Fahri Hamzah: Indonesia Perlu Kembangkan Teknologi Antariksa untuk Mitigasi Bencana

Fahri Hamzah: Indonesia Perlu Kembangkan Teknologi Antariksa untuk Mitigasi Bencana

RIAUMANDIRI.CO, JAKARTA – Wakil Ketua DPR RI Fahri Hamzah menyoroti sistem mitigasi bencana dan peralatan peringatan dini tsunami (early warning system) yang dimiliki Indonesia saat ini. Karena teknologi yang digunakan sudah tidak mampu melakukan pemantauan menyeluruh karena letaknya yang terputus-putus.

"Hampir dari 200 pusat pemantauan, saya mendengar hanya 50 lebih yang masih aktif. Yang lain itu sudah tidak aktif lagi. Padahal sebenarnya tema mitigasi bencana itu harus menguat sebelum terjadinya peristiwa itu sendiri," kata Fahri Hamzah dihubungi wartawan, Rabu (26/12/2018).

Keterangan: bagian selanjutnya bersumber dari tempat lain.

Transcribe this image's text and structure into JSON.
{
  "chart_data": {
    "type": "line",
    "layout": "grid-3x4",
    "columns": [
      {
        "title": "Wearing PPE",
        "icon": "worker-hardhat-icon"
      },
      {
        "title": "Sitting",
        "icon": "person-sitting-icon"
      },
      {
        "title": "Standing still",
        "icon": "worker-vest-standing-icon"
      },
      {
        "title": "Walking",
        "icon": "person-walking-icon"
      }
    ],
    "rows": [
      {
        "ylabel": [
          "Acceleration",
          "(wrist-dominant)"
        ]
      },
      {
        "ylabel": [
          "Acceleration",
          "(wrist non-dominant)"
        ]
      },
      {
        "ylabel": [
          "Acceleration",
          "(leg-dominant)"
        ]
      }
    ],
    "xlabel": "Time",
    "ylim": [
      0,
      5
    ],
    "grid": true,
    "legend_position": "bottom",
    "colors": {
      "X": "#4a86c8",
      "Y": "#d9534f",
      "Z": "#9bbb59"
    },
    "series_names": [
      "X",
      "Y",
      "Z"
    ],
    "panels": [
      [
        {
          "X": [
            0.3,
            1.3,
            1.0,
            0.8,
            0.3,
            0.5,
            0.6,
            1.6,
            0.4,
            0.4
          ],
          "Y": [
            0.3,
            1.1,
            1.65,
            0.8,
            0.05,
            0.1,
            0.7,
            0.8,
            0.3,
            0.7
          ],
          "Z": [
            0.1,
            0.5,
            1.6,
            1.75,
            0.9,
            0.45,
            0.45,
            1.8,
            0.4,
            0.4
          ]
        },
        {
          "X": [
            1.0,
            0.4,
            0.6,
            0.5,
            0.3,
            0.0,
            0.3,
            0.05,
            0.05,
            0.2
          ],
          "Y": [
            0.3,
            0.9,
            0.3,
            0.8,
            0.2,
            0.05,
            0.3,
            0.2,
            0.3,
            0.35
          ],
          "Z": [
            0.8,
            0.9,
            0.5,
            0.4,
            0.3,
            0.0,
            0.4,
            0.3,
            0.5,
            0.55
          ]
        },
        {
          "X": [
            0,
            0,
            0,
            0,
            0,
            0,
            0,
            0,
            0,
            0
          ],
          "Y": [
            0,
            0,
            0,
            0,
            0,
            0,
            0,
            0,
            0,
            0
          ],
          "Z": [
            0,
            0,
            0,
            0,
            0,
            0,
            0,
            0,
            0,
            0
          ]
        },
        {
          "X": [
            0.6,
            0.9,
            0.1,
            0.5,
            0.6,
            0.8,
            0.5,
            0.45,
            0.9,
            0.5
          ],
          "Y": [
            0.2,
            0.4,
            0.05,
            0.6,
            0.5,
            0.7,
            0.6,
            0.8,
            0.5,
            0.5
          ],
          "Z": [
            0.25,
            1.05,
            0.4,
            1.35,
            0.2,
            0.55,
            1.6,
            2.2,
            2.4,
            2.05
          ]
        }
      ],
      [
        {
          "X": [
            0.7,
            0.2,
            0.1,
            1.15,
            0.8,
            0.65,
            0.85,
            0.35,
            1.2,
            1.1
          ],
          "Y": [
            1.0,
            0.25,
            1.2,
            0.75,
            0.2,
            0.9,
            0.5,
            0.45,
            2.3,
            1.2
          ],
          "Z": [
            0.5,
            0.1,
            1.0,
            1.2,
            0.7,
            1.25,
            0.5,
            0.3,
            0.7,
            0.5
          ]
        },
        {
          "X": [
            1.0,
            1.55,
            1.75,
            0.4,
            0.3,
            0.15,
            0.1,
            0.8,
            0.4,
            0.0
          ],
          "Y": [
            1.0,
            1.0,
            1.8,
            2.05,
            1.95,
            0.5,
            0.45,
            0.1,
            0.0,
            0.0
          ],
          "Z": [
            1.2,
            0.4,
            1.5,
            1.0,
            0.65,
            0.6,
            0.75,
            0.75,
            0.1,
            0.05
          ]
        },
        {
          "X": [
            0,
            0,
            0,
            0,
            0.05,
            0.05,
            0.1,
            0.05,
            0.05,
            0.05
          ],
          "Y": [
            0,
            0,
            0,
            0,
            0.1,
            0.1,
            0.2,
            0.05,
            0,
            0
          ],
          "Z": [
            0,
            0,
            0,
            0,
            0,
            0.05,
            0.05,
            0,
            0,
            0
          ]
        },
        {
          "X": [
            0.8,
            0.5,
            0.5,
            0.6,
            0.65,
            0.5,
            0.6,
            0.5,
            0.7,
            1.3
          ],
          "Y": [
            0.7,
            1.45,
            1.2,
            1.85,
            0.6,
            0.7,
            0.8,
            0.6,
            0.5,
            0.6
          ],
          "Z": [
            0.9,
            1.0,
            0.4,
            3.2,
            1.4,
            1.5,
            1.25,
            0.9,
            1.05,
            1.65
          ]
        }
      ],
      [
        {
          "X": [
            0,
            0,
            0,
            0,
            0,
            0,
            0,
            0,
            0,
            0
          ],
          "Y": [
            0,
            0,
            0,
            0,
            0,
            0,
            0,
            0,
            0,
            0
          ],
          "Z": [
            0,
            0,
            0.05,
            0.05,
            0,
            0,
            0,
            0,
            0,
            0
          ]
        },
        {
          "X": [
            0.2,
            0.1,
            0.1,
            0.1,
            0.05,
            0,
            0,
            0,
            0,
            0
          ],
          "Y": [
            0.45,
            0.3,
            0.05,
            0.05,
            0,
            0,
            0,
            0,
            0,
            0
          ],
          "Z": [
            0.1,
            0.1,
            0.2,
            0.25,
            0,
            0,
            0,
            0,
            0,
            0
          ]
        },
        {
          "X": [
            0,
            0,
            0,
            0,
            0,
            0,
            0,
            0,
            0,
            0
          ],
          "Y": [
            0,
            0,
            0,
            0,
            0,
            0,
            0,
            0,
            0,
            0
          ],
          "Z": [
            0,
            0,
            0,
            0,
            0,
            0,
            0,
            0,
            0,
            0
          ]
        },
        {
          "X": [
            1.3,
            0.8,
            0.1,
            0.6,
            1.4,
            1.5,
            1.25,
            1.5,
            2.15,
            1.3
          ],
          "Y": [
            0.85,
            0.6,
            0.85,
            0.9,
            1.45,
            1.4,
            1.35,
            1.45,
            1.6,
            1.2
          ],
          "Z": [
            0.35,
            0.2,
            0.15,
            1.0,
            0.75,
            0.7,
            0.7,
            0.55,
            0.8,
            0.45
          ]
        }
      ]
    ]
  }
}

Fahri beralasan karena sejumlah bencana alam besar telah menerpa Indonesia sepanjang 2018 ini. Mulai dari gempa bumi Lombok, Nusa Tenggara Barat (NTB) pada sekitar Agustus 2018, gempa bumi dan tsunami di Sulawesi Tengah (Sulteng) pada bulan September 2018 dan terakhir bencana tsunami di Selat Sunda yang menerjang Banten dan Lampung pada 22 Desember 2018.


Menurut, Fahri Hamzah, setelah Undang-Undang Nomor 21 Tahun 2013 tentang Keantariksaan yang disampaikan oleh pemerintah pada zaman SBY disahkan, maka Indonesia berkemungkinan mengembangkan teknologi antariksa untuk melakukan mitigasi bencana dalam bentuk mengembangkan satelit yang memantau pergerakan kerak bumi, maupun aktivitas gunung berapi secara lebih masif dan komprehensif.

Menurut pengakuan Fahri, dia dulu pernah mengusulkan adanya satelit yang memantau perjalanan kerak bumi. Jangankan pergerakan kerak bumi, satelit untuk memantau penebangan kayu saja itu ada di dunia sekarang ini, yang memantau deforestrasi, sehingga setiap pohon yang ditebang jadi nampak dalam satelit dan bisa dipantau berapa pohon yang ditebang setiap hari diseluruh dunia.

"Menempatkan teknologi pemantauan dan mitigasi bencana di Indonesia adalah sesuatu yang sangat mutlak dan darurat. Itu pertama yang saya katakan sebagai pandangan terakhir tentang bagaimana cara mengatasi bencana," ujarnya.

Fahri juga memandang aneh terkait institusi di Indonesia ketika terjadi bencana. Pasalnya, ketika bencana terjadi berturut-turut dan begitu besar akibat kelalaian melakukan mitigasi dan early warning system kepada rakyat, hingga menimbulkan banyak korban nyawa manusia, namun tidak ada satu pun lembaga yang memiliki kapasitas bertanggungjawab.

"Seharusnya ada lembaga yang bertanggungjawab dan ada orang yang harusnya dihukum, karena kegagalan dalam melakukan tugas mitigasi dan early warning system, apapun ini adalah telah jatuh korban dan kita nggak boleh hanya mengatakan itu murni kehendak alam atau kehendak Tuhan. Padahal kita menyiapkan Undang-Undang dan kelembagaan serta orang-orang yang bertanggungjawab atas mitigasi ini," tegas Anggota DPR dari dapil Nusa Tenggara Barfat (NTB) itu lagi.

Bahkan menurut Fahri Hamzah, presiden harus bertanggungjawab, apa proposalnya yang dilakukan sehingga itu tidak jalan. Apalagi, di Indonesia yang jelas-jelas daerah ring of fire dan memiliki peluang bencana yang sangat besar, kalau tidak punya alat yang memadai, maka bencana bisa mengintai dari hari ke hari.

Karena itu, ia menyarankan presiden melakukan langkah konkret. Tapi karena Jokowi sudah diujung kepemimpinannya, maka Fahri berharap kiranya calon presiden (capres) harus punya proposal yang memadai untuk menghadapi bencana ini dan harus menjadi bahan perdebatan bagi para capres.

"Jangan sekedar basa basi dan janji yang tidak dipenuhi. Tapi janji itu harus dipenuhin untuk menjamin keselamatan bangsa Indonesia. Bukan kah amanah dari pembukaan UUD yang utama adalah melindungi segenap bangsa Indonesia dan seluruh tumpah darah Indonesia," tutup Fahrti Hamzah.